US 12,438,706 B2
Method and system for onboarding an IoT device
Andreas Furch, Freising (DE); Hans Aschauer, Munich (DE); Fabrizio De Santis, Munich (DE); Rainer Falk, Poing (DE); Malek Safieh, Bayern (DE); Daniel Schneider, Munich (DE); Florian Wilde, Munich (DE); and Thomas Zeschg, Munich (DE)
Assigned to SIEMENS AKTIENGESELLSCHAFT, Munich (DE)
Filed by Siemens Aktiengesellschaft, Munich (DE)
Filed on Mar. 28, 2023, as Appl. No. 18/191,432.
Claims priority of application No. 22164764 (EP), filed on Mar. 28, 2022.
Prior Publication US 2023/0308266 A1, Sep. 28, 2023
Int. Cl. H04L 29/06 (2006.01); H04L 9/08 (2006.01); H04L 9/32 (2006.01); H04L 9/40 (2022.01)
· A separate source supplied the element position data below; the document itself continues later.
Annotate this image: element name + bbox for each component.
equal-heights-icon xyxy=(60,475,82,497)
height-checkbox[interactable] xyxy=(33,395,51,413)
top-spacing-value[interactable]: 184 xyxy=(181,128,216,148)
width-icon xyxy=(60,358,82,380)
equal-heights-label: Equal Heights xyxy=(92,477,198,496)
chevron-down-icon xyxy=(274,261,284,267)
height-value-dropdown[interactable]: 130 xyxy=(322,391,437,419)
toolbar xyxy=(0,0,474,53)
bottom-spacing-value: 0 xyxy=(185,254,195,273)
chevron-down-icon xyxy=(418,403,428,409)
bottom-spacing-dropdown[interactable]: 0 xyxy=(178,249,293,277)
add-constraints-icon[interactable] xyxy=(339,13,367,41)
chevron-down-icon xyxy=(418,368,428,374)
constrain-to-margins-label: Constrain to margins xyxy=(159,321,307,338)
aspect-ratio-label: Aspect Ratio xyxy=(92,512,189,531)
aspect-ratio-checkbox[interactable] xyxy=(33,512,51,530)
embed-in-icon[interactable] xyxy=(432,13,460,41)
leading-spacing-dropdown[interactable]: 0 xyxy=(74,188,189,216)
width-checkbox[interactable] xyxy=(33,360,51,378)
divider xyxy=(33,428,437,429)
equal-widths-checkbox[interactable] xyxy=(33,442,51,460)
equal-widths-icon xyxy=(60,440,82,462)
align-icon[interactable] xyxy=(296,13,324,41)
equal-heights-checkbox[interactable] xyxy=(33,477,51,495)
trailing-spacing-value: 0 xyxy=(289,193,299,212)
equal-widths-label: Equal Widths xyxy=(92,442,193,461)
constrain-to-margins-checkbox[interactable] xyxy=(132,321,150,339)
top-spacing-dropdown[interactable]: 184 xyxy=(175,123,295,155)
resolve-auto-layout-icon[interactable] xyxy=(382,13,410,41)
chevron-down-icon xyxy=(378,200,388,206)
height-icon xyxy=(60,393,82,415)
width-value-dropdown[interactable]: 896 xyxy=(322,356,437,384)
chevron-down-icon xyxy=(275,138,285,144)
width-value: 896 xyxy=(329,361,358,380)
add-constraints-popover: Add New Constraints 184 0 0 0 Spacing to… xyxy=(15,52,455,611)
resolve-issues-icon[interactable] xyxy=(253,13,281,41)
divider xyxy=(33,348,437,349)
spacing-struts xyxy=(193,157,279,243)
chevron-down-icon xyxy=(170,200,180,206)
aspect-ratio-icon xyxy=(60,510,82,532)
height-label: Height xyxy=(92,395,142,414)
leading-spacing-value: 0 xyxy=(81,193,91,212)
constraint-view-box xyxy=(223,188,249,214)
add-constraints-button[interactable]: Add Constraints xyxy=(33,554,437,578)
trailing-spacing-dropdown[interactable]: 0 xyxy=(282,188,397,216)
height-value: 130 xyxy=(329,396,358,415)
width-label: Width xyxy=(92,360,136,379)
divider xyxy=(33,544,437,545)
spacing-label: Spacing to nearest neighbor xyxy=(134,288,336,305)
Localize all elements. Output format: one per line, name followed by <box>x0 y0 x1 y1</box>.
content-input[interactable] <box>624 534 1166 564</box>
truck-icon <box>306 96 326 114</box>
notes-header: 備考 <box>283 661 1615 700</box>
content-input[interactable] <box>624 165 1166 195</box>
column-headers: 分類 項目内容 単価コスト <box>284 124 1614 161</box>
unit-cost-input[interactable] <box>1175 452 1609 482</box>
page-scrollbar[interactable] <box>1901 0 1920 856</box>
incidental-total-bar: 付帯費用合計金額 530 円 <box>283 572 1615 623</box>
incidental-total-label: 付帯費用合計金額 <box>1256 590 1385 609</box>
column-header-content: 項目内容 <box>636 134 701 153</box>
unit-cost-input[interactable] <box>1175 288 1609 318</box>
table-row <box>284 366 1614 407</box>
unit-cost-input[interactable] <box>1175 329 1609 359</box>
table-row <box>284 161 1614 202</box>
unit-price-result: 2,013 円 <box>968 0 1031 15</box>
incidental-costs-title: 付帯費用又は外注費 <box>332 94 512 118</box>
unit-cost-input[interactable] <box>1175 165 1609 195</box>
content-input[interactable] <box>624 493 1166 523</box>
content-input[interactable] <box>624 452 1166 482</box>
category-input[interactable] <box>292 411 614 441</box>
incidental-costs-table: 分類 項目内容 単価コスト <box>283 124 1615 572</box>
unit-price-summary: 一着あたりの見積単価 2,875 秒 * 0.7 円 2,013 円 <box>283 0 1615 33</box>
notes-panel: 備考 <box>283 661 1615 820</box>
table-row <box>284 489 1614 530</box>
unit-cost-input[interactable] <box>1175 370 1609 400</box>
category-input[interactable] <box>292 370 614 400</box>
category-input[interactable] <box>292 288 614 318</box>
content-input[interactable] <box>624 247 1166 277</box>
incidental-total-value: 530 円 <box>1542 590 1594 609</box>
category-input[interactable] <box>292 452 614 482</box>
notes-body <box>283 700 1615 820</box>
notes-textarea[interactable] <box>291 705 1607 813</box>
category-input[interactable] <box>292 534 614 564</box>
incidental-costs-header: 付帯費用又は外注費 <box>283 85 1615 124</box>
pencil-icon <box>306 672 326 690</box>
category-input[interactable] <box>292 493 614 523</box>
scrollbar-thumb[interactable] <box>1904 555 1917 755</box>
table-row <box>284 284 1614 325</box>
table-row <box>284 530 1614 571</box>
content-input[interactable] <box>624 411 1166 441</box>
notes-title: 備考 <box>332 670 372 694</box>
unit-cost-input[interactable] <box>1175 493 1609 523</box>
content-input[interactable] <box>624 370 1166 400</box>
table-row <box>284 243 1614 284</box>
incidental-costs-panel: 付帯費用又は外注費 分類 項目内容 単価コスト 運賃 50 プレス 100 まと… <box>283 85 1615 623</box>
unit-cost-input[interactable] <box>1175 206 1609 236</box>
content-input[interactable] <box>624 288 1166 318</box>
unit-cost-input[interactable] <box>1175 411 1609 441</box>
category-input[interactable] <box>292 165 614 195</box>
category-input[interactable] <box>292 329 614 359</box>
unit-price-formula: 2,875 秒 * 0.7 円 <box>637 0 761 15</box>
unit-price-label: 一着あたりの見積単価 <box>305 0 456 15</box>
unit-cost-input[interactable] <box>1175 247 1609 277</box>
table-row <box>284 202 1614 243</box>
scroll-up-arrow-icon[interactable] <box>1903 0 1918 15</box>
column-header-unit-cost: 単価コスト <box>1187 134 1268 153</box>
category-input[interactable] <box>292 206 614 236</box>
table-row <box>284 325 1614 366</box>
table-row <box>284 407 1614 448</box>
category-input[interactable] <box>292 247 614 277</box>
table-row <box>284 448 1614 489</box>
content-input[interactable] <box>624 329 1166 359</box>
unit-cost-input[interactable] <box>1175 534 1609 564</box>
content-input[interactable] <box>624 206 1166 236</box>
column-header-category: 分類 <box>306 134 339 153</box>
CPC H04L 9/0852 (2013.01) [H04L 9/3215 (2013.01); H04L 9/3265 (2013.01); H04L 9/3268 (2013.01); H04L 63/0823 (2013.01)] 15 Claims
OG exemplary drawing
 
1. A method for onboarding an Internet of Things (IoT) device of a manufacturer in an infrastructure of a customer using a first server of a manufacturer domain and a second server of a customer domain, the method comprising:
a) setting up an authenticated and encrypted first communication channel between the first server and the second server, comprising deriving a session key common to the first server and the second server;
b) providing an authenticated and encrypted second communication channel between the IoT device and the second server, comprising deriving a second session key common to the second server and the IoT device;
c) setting up an authenticated and encrypted third communication channel running via the second server between the IoT device and the first server, and assigning a third key common to the IoT device and the first server;
d) forming permission information using the IoT device;
e) cryptographically protecting the formed permission information using the third key;
f) transmitting the cryptographically protected permission information from the IoT device to the second server via the second communication channel;
g) transmitting the cryptographically protected permission information from the second server to the first server via the first communication channel;
h) decrypting the cryptographically protected permission information transmitted from the second server to the first server by way of the first server using the third key;
i) encrypting the decrypted permission information using the first server and the first session key;
j) transmitting the permission information encrypted with the first session key from the first server to the second server via the first communication channel;
k) decrypting the permission information encrypted with the first session key using the second server;
l) sending a request to obtain a device certificate associated with the IoT device of the customer domain from the second server to a certificate authority;
m) transmitting the obtained device certificate and the permission information decrypted by the second server from the second server to the IoT device via the second communication channel; and
n) accepting the device certificate transmitted by the second server using the IoT device if the permission information transmitted by the second server matches the formed permission information.